Z 1011010    z 1111010

And 32 is 0100000 which is the only difference between lowercase and uppercase letters. So toggling that bit toggles the case of a letter.


This uses the fact than ASCII values have been chosen by really smart people.

foo ^= 32;

This flips the 6th lowest bit1 of foo (the uppercase flag of ASCII sort of), transforming an ASCII upper case to a lower case and vice-versa.

+---+------------+------------+
|   | Upper case | Lower case |  32 is 00100000
+---+------------+------------+
| A | 01000001   | 01100001   |
| B | 01000010   | 01100010   |
|            ...              |
| Z | 01011010   | 01111010   |
+---+------------+------------+

Example

'A' ^ 32

    01000001 'A'
XOR 00100000 32
------------
    01100001 'a'

And by property of XOR, 'a' ^ 32 == 'A'.

Notice

C++ is not required to use ASCII to represent characters. Another variant is EBCDIC. This trick only works on ASCII platforms. A more portable solution would be to use std::tolower and std::toupper, with the offered bonus to be locale-aware (it does not automagically solve all your problems though, see comments):

bool case_incensitive_equal(char lhs, char rhs)
{
    return std::tolower(lhs, std::locale{}) == std::tolower(rhs, std::locale{}); // std::locale{} optional, enable locale-awarness
}

assert(case_incensitive_equal('A', 'a'));

1) As 32 is 1 << 5 (2 to the power 5), it flips the 6th bit (counting from 1).

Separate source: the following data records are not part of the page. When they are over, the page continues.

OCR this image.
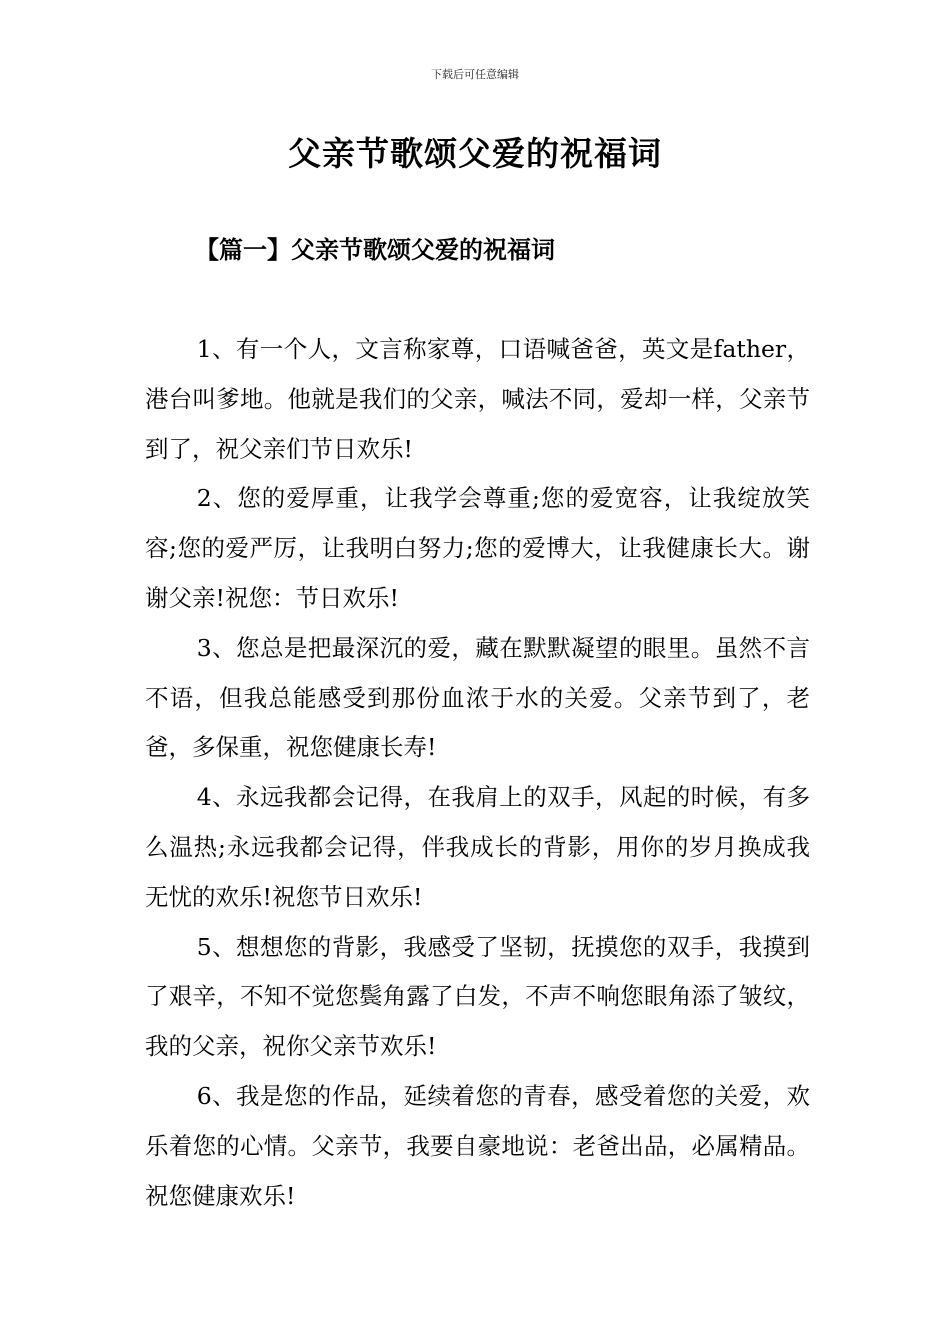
下载后可任意编辑
父亲节歌颂父爱的祝福词
【篇一】父亲节歌颂父爱的祝福词

1、有一个人，文言称家尊，口语喊爸爸，英文是father，港台叫爹地。他就是我们的父亲，喊法不同，爱却一样，父亲节到了，祝父亲们节日欢乐!

2、您的爱厚重，让我学会尊重;您的爱宽容，让我绽放笑容;您的爱严厉，让我明白努力;您的爱博大，让我健康长大。谢谢父亲!祝您：节日欢乐!

3、您总是把最深沉的爱，藏在默默凝望的眼里。虽然不言不语，但我总能感受到那份血浓于水的关爱。父亲节到了，老爸，多保重，祝您健康长寿!

4、永远我都会记得，在我肩上的双手，风起的时候，有多么温热;永远我都会记得，伴我成长的背影，用你的岁月换成我无忧的欢乐!祝您节日欢乐!

5、想想您的背影，我感受了坚韧，抚摸您的双手，我摸到了艰辛，不知不觉您鬓角露了白发，不声不响您眼角添了皱纹，我的父亲，祝你父亲节欢乐!

6、我是您的作品，延续着您的青春，感受着您的关爱，欢乐着您的心情。父亲节，我要自豪地说：老爸出品，必属精品。祝您健康欢乐!
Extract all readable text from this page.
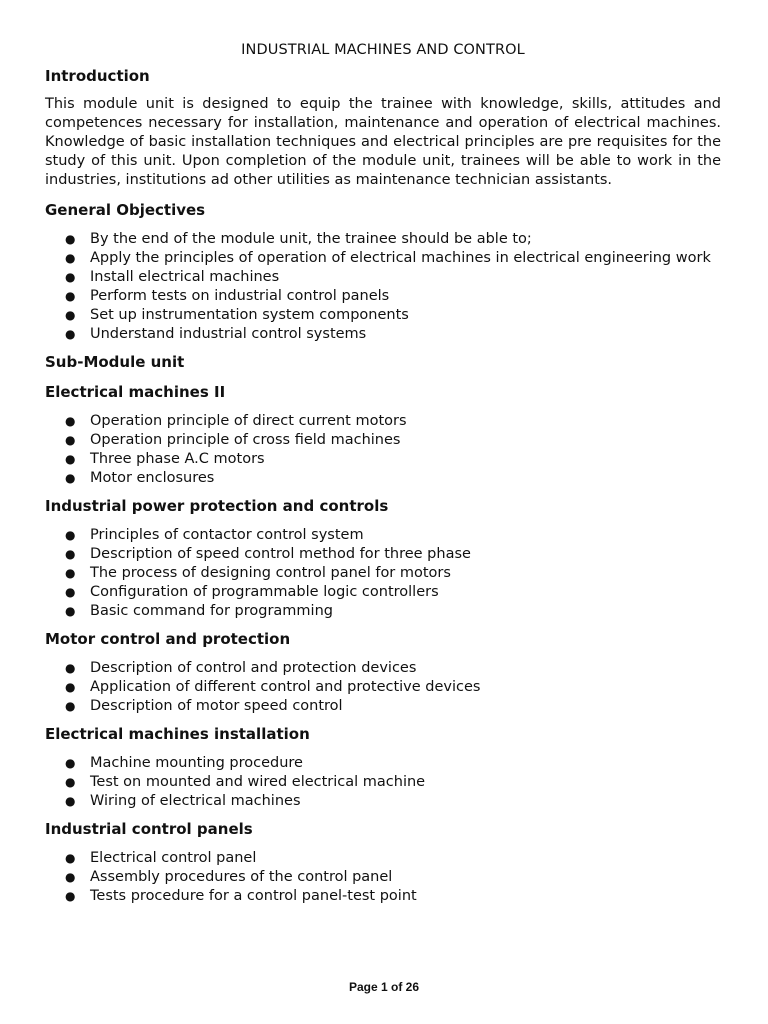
INDUSTRIAL MACHINES AND CONTROL
Introduction

This module unit is designed to equip the trainee with knowledge, skills, attitudes and competences necessary for installation, maintenance and operation of electrical machines. Knowledge of basic installation techniques and electrical principles are pre requisites for the study of this unit. Upon completion of the module unit, trainees will be able to work in the industries, institutions ad other utilities as maintenance technician assistants.

General Objectives
● By the end of the module unit, the trainee should be able to;
● Apply the principles of operation of electrical machines in electrical engineering work
● Install electrical machines
● Perform tests on industrial control panels
● Set up instrumentation system components
● Understand industrial control systems
Sub-Module unit
Electrical machines II
● Operation principle of direct current motors
● Operation principle of cross field machines
● Three phase A.C motors
● Motor enclosures
Industrial power protection and controls
● Principles of contactor control system
● Description of speed control method for three phase
● The process of designing control panel for motors
● Configuration of programmable logic controllers
● Basic command for programming
Motor control and protection
● Description of control and protection devices
● Application of different control and protective devices
● Description of motor speed control
Electrical machines installation
● Machine mounting procedure
● Test on mounted and wired electrical machine
● Wiring of electrical machines
Industrial control panels
● Electrical control panel
● Assembly procedures of the control panel
● Tests procedure for a control panel-test point
Page 1 of 26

Allow me to say that this is -- although it seems smart -- a really, really stupid hack. If someone recommends this to you in 2019, hit him. Hit him as hard as you can.
You can, of course, do it in your own software that you and nobody else uses if you know that you will never use any language but English anyway. Otherwise, no go.

The hack was arguable "OK" some 30-35 years ago when computers didn't really do much but English in ASCII, and maybe one or two major European languages. But... no longer so.

The hack works because US-Latin upper- and lowercases are exactly 0x20 apart from each other and appear in the same order, which is just one bit of difference. Which, in fact, this bit hack, toggles.

Now, the people creating code pages for Western Europe, and later the Unicode consortium, were smart enough to keep this scheme for e.g. German Umlauts and French-accented Vowels. Not so for ß which (until someone convinced the Unicode consortium in 2017, and a large Fake News print magazine wrote about it, actually convincing the Duden -- no comment on that) don't even exist as a versal (transforms to SS). Now it does exist as versal, but the two are 0x1DBF positions apart, not 0x20.

The implementors were, however, not considerate enough to keep this going. For example, if you apply your hack in some East European languages or the like (I wouldn't know about Cyrillic), you will get a nasty surprise. All those "hatchet" characters are examples of that, lowercase and uppercase are one apart. The hack thus does not work properly there.

There's much more to consider, for example, some characters do not simply transform from lower- to uppercase at all (they're replaced with different sequences), or they may change form (requiring different code points).

Do not even think about what this hack will do to stuff like Thai or Chinese (it'll just give you complete nonsense).

Saving a couple of hundred CPU cycles may have been very worthwhile 30 years ago, but nowadays, there is really no excuse for converting a string properly. There are library functions for performing this non-trivial task.
The time taken to convert several dozens kilobytes of text properly is negligible nowadays.


It works because, as it happens, the difference between 'a' and A' in ASCII and derived encodings is 32, and 32 is also the value of the sixth bit. Flipping the 6th bit with an exclusive OR thus converts between upper and lower.